Oh what a steaming heap of bullshit! The translation here, in case it's not too obvious, is that corporate greed is the name of the game - "hey, the financial industry got away with it, why not us?" Contrary to Dr Pepper Snapple's statements, the best way to attract investment, generate jobs and build community is to demonstrate that a company can pay and treat it workers well and respectfully and still be profitable. Touting the fact that their workers are well paid and the company is profitable could help lift the "local and industry standards" that are likely less than a living wage.

Wouldn't it be nice to see more companies talking about corporate responsibility in terms of social, economic and environmental sustainability instead of more profits for shareholders (and I bet Dr Pepper Snapple execs aren't taking a pay cut)?

Mott's workers aren't the only ones being set up for a loss; area apple growers are about to start harvesting, and lower production at the Mott's plant - which is still operating with replacement workers but at about 1/3 capacity - can have a devastating impact on growers.

There are some good companies around, but I would say Dr Pepper Snapple isn't on that list.

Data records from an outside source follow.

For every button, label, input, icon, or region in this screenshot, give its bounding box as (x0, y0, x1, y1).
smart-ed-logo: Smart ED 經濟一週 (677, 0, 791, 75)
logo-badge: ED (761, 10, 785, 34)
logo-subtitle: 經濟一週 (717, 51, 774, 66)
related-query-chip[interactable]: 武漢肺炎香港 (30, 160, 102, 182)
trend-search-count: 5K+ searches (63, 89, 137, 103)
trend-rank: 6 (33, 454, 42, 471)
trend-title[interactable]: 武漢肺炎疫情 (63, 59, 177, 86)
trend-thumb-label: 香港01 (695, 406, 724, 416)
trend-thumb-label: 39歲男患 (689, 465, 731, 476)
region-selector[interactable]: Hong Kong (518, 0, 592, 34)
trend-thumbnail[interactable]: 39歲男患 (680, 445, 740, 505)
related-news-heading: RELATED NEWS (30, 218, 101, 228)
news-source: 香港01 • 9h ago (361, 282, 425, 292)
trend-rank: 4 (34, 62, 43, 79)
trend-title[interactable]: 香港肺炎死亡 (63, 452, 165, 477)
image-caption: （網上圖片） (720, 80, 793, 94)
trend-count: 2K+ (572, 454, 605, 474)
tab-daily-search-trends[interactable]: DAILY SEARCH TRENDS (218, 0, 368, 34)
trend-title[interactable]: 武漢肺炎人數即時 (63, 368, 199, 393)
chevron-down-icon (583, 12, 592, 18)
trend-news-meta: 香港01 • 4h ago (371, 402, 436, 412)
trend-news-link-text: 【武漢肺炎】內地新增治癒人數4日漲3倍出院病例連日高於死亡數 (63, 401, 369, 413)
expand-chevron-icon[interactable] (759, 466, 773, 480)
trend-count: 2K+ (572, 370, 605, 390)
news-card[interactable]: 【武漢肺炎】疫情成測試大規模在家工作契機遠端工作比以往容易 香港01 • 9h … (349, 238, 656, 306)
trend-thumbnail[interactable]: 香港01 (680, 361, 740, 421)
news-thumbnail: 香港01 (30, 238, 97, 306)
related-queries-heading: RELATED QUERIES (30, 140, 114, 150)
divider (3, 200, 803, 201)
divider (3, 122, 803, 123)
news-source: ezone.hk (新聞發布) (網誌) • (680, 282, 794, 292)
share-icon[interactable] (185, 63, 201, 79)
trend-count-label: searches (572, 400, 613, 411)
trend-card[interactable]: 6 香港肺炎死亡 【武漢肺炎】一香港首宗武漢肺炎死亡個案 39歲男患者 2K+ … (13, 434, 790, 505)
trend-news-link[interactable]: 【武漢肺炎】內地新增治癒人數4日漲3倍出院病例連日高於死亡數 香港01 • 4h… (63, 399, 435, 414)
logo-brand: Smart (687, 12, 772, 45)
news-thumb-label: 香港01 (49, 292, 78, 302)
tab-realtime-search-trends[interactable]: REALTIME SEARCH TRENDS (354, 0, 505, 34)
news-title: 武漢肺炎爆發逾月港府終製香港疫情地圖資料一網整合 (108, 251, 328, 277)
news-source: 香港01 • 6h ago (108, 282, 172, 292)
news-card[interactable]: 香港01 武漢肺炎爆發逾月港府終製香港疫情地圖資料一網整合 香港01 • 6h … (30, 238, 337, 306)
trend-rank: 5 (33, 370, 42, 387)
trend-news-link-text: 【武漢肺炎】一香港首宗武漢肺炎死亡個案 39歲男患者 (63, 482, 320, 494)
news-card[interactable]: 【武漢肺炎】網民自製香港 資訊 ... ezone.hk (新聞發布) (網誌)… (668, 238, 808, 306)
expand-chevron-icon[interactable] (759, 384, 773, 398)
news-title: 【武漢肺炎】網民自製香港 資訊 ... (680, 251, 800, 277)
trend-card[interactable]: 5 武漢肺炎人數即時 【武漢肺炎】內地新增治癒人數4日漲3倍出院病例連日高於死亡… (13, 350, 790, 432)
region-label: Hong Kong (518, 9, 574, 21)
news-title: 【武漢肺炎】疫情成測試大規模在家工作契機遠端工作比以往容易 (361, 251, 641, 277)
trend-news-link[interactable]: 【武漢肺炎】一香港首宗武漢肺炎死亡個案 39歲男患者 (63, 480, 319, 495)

  1. I love that social responsibility,human compassion, and a business ethic still has a champion and proponent.

  2. In fact, according to the union (United Food & Commercial Workers) Dr. Pepper/Snapple paid CEO Larry Young $6.5 million in 2009. Also, the nytimes article says DPS lost $312 million in 2008 but, according to UFCW, that didn't stop DPS from raising pay of the top 3 execs 3 years in a row.